# tetrahedron

## 2 Basic properties

A tetrahedron has four vertices and six edges. These six edges can be arranged in three pairs such that the edges of a pair do not intersect. A tetrahedron is always convex.

Just as a triangle always can be inscribed  in a unique circle, so too a tetrahedron can be inscribed in a unique sphere. To find the centre of this sphere, we may construct the perpendicular bisectors  of the edges of the tetrahedron.

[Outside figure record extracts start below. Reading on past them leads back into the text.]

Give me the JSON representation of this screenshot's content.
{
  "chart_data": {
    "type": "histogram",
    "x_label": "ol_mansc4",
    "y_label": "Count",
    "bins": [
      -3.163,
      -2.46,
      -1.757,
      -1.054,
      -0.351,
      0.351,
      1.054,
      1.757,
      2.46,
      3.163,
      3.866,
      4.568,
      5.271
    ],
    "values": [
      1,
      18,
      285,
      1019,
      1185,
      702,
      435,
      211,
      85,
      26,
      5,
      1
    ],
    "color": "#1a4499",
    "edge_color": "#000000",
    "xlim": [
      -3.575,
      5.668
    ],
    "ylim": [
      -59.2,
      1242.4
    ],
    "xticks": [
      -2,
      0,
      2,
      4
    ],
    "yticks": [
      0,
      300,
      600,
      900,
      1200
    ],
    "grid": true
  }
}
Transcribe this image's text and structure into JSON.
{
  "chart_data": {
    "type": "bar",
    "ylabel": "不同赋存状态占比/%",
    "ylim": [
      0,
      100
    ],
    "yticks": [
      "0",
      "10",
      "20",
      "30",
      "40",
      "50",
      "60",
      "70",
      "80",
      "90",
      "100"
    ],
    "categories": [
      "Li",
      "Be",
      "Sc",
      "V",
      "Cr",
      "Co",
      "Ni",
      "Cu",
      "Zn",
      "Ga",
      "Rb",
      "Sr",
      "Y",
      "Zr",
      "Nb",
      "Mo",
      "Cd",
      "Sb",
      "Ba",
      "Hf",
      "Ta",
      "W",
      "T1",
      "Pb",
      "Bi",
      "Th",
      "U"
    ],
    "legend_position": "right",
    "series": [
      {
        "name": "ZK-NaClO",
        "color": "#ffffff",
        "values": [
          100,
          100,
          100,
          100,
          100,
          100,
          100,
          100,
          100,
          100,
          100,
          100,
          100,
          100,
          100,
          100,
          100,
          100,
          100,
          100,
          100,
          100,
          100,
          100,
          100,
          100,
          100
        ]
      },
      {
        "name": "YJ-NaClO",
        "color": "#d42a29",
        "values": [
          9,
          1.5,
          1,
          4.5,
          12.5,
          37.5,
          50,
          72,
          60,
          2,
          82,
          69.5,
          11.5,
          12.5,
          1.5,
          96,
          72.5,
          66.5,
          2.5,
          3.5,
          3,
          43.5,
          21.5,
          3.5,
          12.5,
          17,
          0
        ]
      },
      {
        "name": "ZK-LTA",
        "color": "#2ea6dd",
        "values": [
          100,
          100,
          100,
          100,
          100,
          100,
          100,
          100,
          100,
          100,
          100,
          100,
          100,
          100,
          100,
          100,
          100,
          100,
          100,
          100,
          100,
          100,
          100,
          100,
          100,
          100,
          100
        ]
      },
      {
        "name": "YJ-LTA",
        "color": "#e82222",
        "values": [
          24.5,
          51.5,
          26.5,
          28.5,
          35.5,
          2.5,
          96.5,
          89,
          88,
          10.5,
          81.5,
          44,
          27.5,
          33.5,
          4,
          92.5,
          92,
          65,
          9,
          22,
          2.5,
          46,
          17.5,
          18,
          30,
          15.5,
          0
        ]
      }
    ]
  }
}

These six planes will meet in the centre of the sphere which passes through the vertices of the tetrahedron.

## 3 Mensuration

Formulas for volumes, areas and lengths associated to a terahedron are best obtained and expressed using the method of determinants  . If the vertices of the tetrahedron are located at the points $(a_{x},a_{y},a_{z})$, $(b_{x},b_{y},b_{z})$, $(c_{x},c_{y},c_{z})$, and $(d_{x},d_{y},d_{z})$, then the volume of the tetrahedron is given by the following determinant:

 $\pm\frac{1}{6}\left|\begin{matrix}a_{x}&a_{y}&a_{z}&1\\ b_{x}&b_{y}&b_{z}&1\\ c_{x}&c_{y}&c_{z}&1\\ d_{x}&d_{y}&d_{z}&1\\ \end{matrix}\right|.$